We have created a mathematical model which evaluates an active space debris removal (ADR) method and produces an associated return of investment (ROI) that can be compared to other ADR methods. This model takes into consideration an ADR method’s altitude and mass range, rate of debris removal per year, and cost. It also requires a list of orbital debris that is currently in space whose size, velocity, and altitudes are known. After analyzing the efficiency and capability of an ADR method, our model calculates the new risk that a spacecraft would assume after the ADR method has been implemented. This new, and hopefully decreased, risk is converted to a monetary gain normally used in ROI estimation. The total cost of the ADR method represents the cost of investment.

Our research has led us to consider four ADR methods that have been developed and analyzed by scientists during the past decade. These alternatives have different ranges of altitude that they are capable of reaching, but all are within the low-Earth orbit (LEO, 200-2000km altitude). Our study focuses on LEO because this is where the highest density of space debris is and it is also where much of government and industry space traffic occurs. Each ADR methods guides objects into a lower orbit where the debris spirals toward Earth and eventually burns up as it skims the atmosphere.This process is known as deorbiting. The ADR methods are listed below:

1. Ion Beam Shepherd: A spacecraft uses a high velocity concentrated ion beam to guide objects of all sizes into lower orbit without contact . This method can remove large objects up to 5000 kg, but only at a rate of almost two per year.

2. Robot Arm -— Solid Rocket Propellant: This spacecraft grabs a piece of debris with a robot arm and attaches a thruster de-orbiting kit (TDK) to the object. The kit uses solid rocket propellant to thrust the debris into a lower orbit. This procedure can be completed up to five times per year, over seven years, provided that the spacecraft is restocked with TDKs and fueled by another ship every year.
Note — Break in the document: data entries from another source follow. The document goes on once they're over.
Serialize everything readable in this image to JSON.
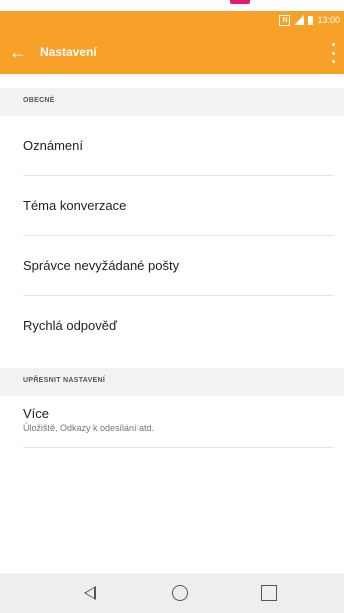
{
  "status_bar": {
    "time": "13:00",
    "nfc_label": "N",
    "icons": [
      "nfc-icon",
      "signal-icon",
      "battery-icon"
    ]
  },
  "app_bar": {
    "title": "Nastavení",
    "back_icon": "arrow-left-icon",
    "menu_icon": "overflow-menu-icon",
    "color": "#f7a128"
  },
  "sections": [
    {
      "header": "OBECNÉ",
      "items": [
        {
          "title": "Oznámení"
        },
        {
          "title": "Téma konverzace"
        },
        {
          "title": "Správce nevyžádané pošty"
        },
        {
          "title": "Rychlá odpověď"
        }
      ]
    },
    {
      "header": "UPŘESNIT NASTAVENÍ",
      "items": [
        {
          "title": "Více",
          "subtitle": "Úložiště, Odkazy k odesílání atd."
        }
      ]
    }
  ],
  "nav_bar": {
    "buttons": [
      "back-triangle-icon",
      "home-circle-icon",
      "recents-square-icon"
    ]
  }
}
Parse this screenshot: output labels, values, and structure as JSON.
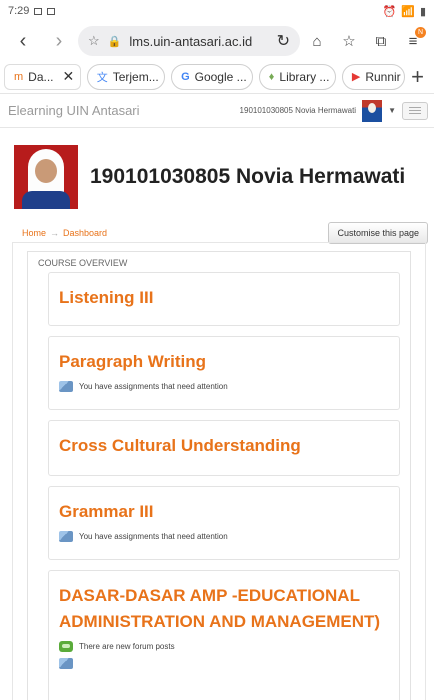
{
  "status": {
    "time": "7:29"
  },
  "browser": {
    "url": "lms.uin-antasari.ac.id",
    "tabs": [
      {
        "label": "Da...",
        "icon": "moodle-icon"
      },
      {
        "label": "Terjem...",
        "icon": "translate-icon"
      },
      {
        "label": "Google ...",
        "icon": "google-icon"
      },
      {
        "label": "Library ...",
        "icon": "library-icon"
      },
      {
        "label": "Runnir",
        "icon": "youtube-icon"
      }
    ],
    "tab_badge": "N",
    "accent": "#f58220"
  },
  "site": {
    "brand": "Elearning UIN Antasari",
    "user": "190101030805 Novia Hermawati"
  },
  "profile": {
    "name": "190101030805 Novia Hermawati"
  },
  "breadcrumb": {
    "home": "Home",
    "sep": "→",
    "current": "Dashboard"
  },
  "customise_label": "Customise this page",
  "overview": {
    "title": "COURSE OVERVIEW",
    "courses": [
      {
        "title": "Listening III"
      },
      {
        "title": "Paragraph Writing",
        "notice": "You have assignments that need attention"
      },
      {
        "title": "Cross Cultural Understanding"
      },
      {
        "title": "Grammar III",
        "notice": "You have assignments that need attention"
      },
      {
        "title": "DASAR-DASAR AMP -EDUCATIONAL ADMINISTRATION AND MANAGEMENT)",
        "notice": "There are new forum posts"
      }
    ]
  },
  "colors": {
    "link": "#e8731a",
    "text": "#222222"
  }
}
3. Robot Arm —- Electrodynamic Tether: This method is similar to the method above in that it grabs an object with a robot arm, but it uses electro-dynamic tether (EDT) to lower the orbit of debris. The EDT consists of a conductive tether that sends current to the debris which generates a force created from the electric charge interacting with the magnetic field. This force slows the debris down into a lower orbit. This eliminates the need for propellant, but this method can only remove one object per year.

4. Electrodynamic Debris Eliminator: Also known as EDDE, this method implements the same EDT technology with some modifications. It is intended for debris of smaller mass (2-50kg) but it can remove many more objects per year.

As noted above, each of these ADR removal methods has an upper limit of objects removed per year. In addition, each operates at certain altitudes and is capable of eliminating debris within a specific mass range. These constraints reduce the effect each ADR method has on the collision risk to a mission spacecraft. Our model used current NORAD data to simulate the current population of space debris in LEO and predict how each ADR method and pairs ADR methods would be able to eliminate portions of the debris. Our comparative baseline for collision risk was the estimate that Hubble like missions have a 1 in 221 chance of a catastrophic collision with space debris. Each method or pair eliminated a portion of debris, resulting in a lowered risk to spacecraft in LEO. To better understand the benefit of lowering the risk, our model converted the risk reduction of each method or pair to a return on investment (ROI). The results of each ADR method, implemented over a period of 5 years, are listed below:

Since each individual option incurs a significant fiscal loss, our findings do not encourage investment into any one or pair of these four ADR methods. Instead, we propose the implementation of mitigation measures which are aimed at curtailing the future growth of debris rather than actively removing existing debris. On a policy level, we recommend a tax rebate system be implemented which encourages industry to design spacecraft for self-removal. This has been shown to be cost effective. For a private company, instead of investing in ADR technology, we recommend investing in strengthening spacecraft and improving debris avoidance capabilities.